Why Kafka’s Disk I/O Isn’t Slow: Leveraging OS Page Cache for High Performance
This article explains how Kafka’s design uses the operating system’s page cache and sequential disk writes to achieve fast, reliable persistence, debunking the myth that disk I/O is inherently slow and outlining practical configuration tips.
1 Background
After reading the Kafka official documentation on persistence, I found the material abstract, so I drafted subtitles, categorized the content, rewrote obscure sentences in plain language with examples, and added summaries.
2 Disk I/O speed depends on usage, not perception
Kafka’s message caching and storage heavily rely on the file system. Many assume disk I/O is very slow, which leads to doubts about the competitiveness of persistent structures. In reality, disk speed is determined by usage patterns; a well‑designed disk layout can be as fast as the network.
Sequential writes can be faster than random memory access
Over the past decade, HDD throughput and seek latency differ greatly. In a JBOD setup with six 7200 rpm SATA RAID‑5 drives, linear write performance is about 600 MB/s, while random write is only ~100 KB/s, a >6000× gap. Modern OSes optimize sequential reads/writes with pre‑read and write‑back batching, and some studies even show sequential disk access can outperform random memory access.

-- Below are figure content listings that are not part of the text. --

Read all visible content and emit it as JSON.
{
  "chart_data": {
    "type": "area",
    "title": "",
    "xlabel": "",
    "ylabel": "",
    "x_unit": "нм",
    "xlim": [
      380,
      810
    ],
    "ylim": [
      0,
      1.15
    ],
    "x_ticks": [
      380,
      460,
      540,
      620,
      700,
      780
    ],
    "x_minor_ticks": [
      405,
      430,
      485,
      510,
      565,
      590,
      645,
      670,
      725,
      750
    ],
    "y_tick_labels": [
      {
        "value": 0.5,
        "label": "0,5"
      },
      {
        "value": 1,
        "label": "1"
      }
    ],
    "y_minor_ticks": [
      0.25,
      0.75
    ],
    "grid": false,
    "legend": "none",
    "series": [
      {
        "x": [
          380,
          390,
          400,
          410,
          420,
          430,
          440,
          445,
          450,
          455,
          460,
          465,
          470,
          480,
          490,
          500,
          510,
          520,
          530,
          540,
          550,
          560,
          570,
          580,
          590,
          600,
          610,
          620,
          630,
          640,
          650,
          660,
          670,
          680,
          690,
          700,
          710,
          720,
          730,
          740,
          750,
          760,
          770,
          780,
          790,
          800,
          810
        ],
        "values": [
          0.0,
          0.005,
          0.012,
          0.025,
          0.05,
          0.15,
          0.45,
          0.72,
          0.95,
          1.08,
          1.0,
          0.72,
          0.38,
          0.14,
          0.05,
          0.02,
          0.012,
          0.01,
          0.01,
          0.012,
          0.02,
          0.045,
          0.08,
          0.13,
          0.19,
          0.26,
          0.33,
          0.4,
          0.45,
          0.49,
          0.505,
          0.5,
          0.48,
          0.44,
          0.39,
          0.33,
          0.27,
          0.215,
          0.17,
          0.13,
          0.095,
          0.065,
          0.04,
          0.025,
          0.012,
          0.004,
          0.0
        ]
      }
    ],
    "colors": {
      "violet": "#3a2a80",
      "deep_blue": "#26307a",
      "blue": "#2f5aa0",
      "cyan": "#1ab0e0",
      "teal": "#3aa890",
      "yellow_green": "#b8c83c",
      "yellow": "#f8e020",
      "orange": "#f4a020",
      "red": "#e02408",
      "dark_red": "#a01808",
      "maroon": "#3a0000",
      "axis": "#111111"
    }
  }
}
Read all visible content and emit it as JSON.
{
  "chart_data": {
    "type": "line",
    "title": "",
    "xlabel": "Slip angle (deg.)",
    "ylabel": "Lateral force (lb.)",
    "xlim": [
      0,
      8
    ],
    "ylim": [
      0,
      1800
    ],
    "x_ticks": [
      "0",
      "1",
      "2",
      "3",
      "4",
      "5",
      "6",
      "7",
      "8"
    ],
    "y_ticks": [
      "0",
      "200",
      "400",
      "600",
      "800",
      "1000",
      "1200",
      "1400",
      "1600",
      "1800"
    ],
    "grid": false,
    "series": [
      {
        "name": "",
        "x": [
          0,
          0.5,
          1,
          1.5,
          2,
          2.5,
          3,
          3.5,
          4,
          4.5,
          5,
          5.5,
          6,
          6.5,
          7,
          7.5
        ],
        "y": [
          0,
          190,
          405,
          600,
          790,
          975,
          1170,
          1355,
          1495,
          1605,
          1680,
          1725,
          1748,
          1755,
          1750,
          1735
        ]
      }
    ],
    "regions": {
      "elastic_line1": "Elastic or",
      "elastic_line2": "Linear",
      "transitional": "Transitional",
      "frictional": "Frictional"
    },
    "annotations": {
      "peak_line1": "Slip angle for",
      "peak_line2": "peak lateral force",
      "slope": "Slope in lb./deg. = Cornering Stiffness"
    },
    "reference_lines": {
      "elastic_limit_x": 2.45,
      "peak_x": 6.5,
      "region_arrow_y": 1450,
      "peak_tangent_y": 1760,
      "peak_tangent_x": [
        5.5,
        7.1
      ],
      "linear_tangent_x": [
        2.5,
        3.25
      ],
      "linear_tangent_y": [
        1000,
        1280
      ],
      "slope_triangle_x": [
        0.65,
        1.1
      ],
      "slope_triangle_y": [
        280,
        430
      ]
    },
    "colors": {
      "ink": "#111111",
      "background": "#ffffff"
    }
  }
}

Using OS page cache to accelerate disk I/O
Modern OSes aggressively use main memory as page cache. All idle memory is used for disk caching with minimal performance loss when reclaimed. All disk reads/writes go through this unified cache, making it hard to disable. Even if a process keeps its own cache, the data may be duplicated in the OS page cache, effectively storing data twice.
When Kafka writes data to the file system, it synchronously writes to the page cache and asynchronously flushes to disk.
3 Drawbacks of caching data in the JVM
Kafka runs on the JVM, and anyone familiar with Java memory knows two facts:
Object overhead can double or triple the size of stored data.
As heap data grows, garbage collection becomes increasingly costly, consuming resources that could be used for business logic.
4 Advantages of caching data in the file system
Using the file system with page cache is superior to maintaining in‑memory caches for several reasons:
Page cache effectively doubles the usable cache compared to JVM objects, which have high memory overhead.
Storing messages as compressed byte structures saves space and can further double effective cache capacity.
Even on a 32 GB machine, you can achieve 28–30 GB of cache without incurring GC overhead.
The cache remains hot after a broker restart because the OS page cache persists across process restarts.
Code complexity is greatly reduced since consistency between cache and file system is handled by the OS.
If the disk workload favors sequential reads, the OS pre‑read feature fills the cache with useful data ahead of time, which matches Kafka’s sequential consumption pattern.
5 Design recommendations for Kafka’s file‑system storage and caching
Instead of keeping as much data as possible in memory and flushing to the file system only when space runs low, Kafka writes all data immediately to the persistent log (i.e., the OS page cache) and flushes to disk asynchronously.
6 Does this synchronous‑to‑page‑cache, asynchronous‑flush design risk data loss if the OS crashes?
If the broker crashes before the page cache is persisted, the data is not lost; a broker restart recovers it. However, if the operating system or physical machine crashes before flushing, the data in the page cache is lost.
Kafka mitigates this risk with replication: the same data is stored on multiple machines so that a failure of one does not result in data loss.
7 Can we control the flush behavior?
Yes. Kafka’s configuration provides log.flush.interval.messages and log.flush.interval.ms to control how many messages or how much time triggers a flush from the page cache to disk. The flush remains asynchronous.
8 Summary
1. Kafka brokers use the file system as both cache and storage, benefiting from OS optimizations.
2. Kafka writes to the page cache synchronously and flushes to disk asynchronously, which is the main reason for its high write throughput.
3. Kafka’s inherent sequential write/read pattern leverages OS pre‑read, reducing costly disk I/O and accelerating data retrieval.